Why does actual-data-nodes work without specifying physical tables explicitly?
I have observed an unexpected behavior in ShardingSphere's table sharding configuration. My configuration doesn't explicitly specify all physical tables, yet it works correctly. I'm trying to understand why this is possible.

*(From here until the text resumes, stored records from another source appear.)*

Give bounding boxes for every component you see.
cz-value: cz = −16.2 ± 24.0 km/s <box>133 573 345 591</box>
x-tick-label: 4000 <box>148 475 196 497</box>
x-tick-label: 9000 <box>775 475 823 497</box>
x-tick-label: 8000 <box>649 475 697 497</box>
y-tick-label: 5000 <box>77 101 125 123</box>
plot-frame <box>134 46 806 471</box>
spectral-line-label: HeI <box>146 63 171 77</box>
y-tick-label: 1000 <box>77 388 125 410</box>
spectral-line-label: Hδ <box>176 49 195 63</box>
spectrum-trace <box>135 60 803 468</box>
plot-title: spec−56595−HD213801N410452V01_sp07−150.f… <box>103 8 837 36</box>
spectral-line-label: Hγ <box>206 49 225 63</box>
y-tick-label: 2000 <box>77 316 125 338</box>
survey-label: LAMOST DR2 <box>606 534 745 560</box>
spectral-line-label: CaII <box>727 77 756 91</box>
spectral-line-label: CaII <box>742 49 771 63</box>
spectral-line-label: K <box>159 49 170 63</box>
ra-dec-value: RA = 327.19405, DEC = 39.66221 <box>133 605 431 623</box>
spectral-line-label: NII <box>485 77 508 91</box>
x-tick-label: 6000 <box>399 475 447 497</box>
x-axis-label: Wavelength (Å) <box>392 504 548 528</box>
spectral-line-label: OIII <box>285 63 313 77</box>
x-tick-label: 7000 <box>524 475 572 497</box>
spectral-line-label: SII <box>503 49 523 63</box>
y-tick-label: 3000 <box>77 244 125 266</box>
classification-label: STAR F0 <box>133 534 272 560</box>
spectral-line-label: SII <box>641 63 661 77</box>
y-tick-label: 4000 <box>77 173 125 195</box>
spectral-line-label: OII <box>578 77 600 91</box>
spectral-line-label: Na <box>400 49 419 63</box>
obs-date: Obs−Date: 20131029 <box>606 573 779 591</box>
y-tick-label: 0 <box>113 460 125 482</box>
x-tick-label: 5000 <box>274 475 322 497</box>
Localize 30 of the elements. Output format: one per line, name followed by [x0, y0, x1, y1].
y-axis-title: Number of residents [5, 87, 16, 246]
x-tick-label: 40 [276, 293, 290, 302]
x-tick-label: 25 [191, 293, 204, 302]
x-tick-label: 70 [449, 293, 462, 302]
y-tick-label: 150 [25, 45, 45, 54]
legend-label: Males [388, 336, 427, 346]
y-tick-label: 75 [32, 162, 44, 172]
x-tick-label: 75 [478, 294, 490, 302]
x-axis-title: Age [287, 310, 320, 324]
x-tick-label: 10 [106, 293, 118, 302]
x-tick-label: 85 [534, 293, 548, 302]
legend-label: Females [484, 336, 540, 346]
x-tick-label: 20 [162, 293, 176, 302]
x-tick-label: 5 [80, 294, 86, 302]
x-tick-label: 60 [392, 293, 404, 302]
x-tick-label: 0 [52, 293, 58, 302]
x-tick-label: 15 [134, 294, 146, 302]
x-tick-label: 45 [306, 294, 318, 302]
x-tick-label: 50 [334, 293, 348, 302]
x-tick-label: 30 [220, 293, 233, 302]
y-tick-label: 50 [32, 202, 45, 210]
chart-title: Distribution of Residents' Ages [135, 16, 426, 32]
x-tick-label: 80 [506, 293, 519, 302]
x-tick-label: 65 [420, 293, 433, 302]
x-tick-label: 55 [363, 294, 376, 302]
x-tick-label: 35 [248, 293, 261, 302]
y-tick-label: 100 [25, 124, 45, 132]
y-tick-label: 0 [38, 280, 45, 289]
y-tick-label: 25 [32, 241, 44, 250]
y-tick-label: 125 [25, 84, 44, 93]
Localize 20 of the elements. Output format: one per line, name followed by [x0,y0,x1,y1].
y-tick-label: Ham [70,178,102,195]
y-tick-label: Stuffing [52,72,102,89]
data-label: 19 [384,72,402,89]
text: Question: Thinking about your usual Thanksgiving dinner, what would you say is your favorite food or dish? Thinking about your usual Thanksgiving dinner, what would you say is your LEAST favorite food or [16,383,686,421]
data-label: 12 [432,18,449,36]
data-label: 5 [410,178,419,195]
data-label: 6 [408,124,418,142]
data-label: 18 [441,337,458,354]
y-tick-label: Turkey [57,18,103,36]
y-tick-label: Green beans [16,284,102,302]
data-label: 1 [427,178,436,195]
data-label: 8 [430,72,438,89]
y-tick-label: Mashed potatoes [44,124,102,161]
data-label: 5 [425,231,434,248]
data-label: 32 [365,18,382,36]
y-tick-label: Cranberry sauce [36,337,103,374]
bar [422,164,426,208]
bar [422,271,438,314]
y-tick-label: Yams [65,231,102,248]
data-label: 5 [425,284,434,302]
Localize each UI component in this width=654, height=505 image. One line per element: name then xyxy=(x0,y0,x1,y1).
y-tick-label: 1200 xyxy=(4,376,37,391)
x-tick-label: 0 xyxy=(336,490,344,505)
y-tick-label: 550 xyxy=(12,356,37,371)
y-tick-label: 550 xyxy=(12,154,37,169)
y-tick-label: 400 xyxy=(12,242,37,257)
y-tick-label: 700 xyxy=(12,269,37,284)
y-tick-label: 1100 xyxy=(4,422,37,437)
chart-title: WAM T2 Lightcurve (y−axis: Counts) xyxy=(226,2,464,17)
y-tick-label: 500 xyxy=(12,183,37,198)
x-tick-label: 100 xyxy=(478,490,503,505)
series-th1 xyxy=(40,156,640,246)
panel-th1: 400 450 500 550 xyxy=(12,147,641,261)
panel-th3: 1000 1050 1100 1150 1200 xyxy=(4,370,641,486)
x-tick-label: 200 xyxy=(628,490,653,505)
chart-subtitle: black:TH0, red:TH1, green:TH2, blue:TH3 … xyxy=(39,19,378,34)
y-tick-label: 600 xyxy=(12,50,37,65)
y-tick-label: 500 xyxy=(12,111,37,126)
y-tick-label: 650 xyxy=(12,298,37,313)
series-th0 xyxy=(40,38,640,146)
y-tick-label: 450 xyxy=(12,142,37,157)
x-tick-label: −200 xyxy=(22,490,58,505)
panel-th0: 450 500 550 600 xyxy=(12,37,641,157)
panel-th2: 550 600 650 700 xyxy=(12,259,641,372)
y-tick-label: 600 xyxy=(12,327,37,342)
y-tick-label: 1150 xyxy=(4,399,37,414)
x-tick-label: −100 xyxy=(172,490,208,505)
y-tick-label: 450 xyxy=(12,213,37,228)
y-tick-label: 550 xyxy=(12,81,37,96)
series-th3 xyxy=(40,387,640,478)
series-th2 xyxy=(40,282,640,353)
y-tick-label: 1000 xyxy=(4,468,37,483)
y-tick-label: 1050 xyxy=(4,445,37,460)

Here's my current configuration and sharding code:
shardingsphere:
datasource:
names: ds0
ds0:
type: com.zaxxer.hikari.HikariDataSource
driver-class-name: com.mysql.cj.jdbc.Driver
url: jdbc:mysql://127.0.0.1:3306/demo?useUnicode=true&characterEncoding=UTF-8&useSSL=false&serverTimezone=GMT%2B8&allowPublicKeyRetrieval=true
username: root
password: '111111'
rules:
sharding:
key-generate:
snowflake-gen:
type: SNOWFLAKE
shardingAlgorithms:
agreement-table-complex-algorithm:
type: CLASS_BASED
props:
strategy: COMPLEX
algorithmClassName: biz.demo.config.sharding.AgreementAlgorithm
tables:
agreement:
actual-data-nodes: ds0.agreement
table-strategy:
complex:
sharding-algorithm-name: agreement-table-complex-algorithm
sharding-columns: id,create_time
props:
sql-show: true
public Collection<String> doSharding(Collection<String> availableTargetNames, ComplexKeysShardingValue<Long> complexKeysShardingValue) {
Map<String, Range<Long>> columnNameAndRangeValuesMap = complexKeysShardingValue.getColumnNameAndRangeValuesMap();
Map<String, Collection<Long>> columnNameAndShardingValuesMap = complexKeysShardingValue.getColumnNameAndShardingValuesMap();
List<String> actualTarget = new ArrayList<>();
Snowflake snowflakeInstances = Snow.getSnowflakeInstances();
Collection<Long> idKeyColl = columnNameAndShardingValuesMap.get("id");
String logicTableName = complexKeysShardingValue.getLogicTableName();
if (CollectionUtils.isNotEmpty(idKeyColl)) {
for (Long id : idKeyColl) {
long generateDateTime = snowflakeInstances.getGenerateDateTime(id);
int suffix = Math.abs(String.valueOf(generateDateTime).hashCode() % 4);
String tb = logicTableName + "_" + suffix;
actualTarget.add(tb);
}
}
return actualTarget;
}
In my database, I have four physical tables: agreement_0, agreement_1, agreement_2, and agreement_3. However, in my configuration, I've only specified actual-data-nodes: ds0.agreement instead of actual-data-nodes: ds0.agreement_$->{0..3}.
Despite this, my sharding setup works correctly. The system successfully routes queries to the appropriate physical tables.
My questions are:
- Why does this configuration work without explicitly specifying all physical tables?
- Is this behavior intentional or a side effect of how ShardingSphere processes configurations?
- Are there any potential risks or downsides to using this simplified configuration in a production environment?
- Is there any documentation that explains this behavior?
Is there some default behavior in ShardingSphere that I'm not aware of, or is it related to my custom sharding algorithm? Thank you.
The locking issue was just a mistake of hand. Can you debug the variables actualTarget and availableTargetNames? That sounds kind of weird.
I have debugged the variables availableTargetNames and actualTarget as you suggested. availableTargetNames contains the logical table name agreement. actualTarget contains a single physical table name agreement_2. From this, it seems that my custom sharding algorithm is correctly mapping the logical table to the appropriate physical table. However, my original question was about why my configuration works even though I didn't specify the physical table names explicitly in the actual-data-nodes property. Could it be that ShardingSphere relies on the sharding algorithm to resolve the physical table names from the logical table name, even when the actual-data-nodes doesn't explicitly list all the tables? Is this behavior expected?
Thank you for your help.
Is this behavior expected?
- Currently, this feature does exist. In fact, the unit tests also rely on this feature.
- Feel free to check https://github.com/apache/shardingsphere/tree/master/test/native . In unit test files like https://github.com/apache/shardingsphere/blob/master/test/native/src/test/resources/test-native/yaml/features/sharding.yaml ,
actualDataNodesis empty. The actual table of target routes is generated by the logic function of the custom algorithm class. - This feature can be traced all the way back to the ShardingSpehre 5.1.0 example.
- But this feature is really humorous, because ShardingSphere Proxy obviously should not allow this. This is something that only ShardingSphere JDBC has.
- @terrymanu What do you think? I will say that I haven’t tested whether ShardingSphere Proxy can do the same with DistSQL.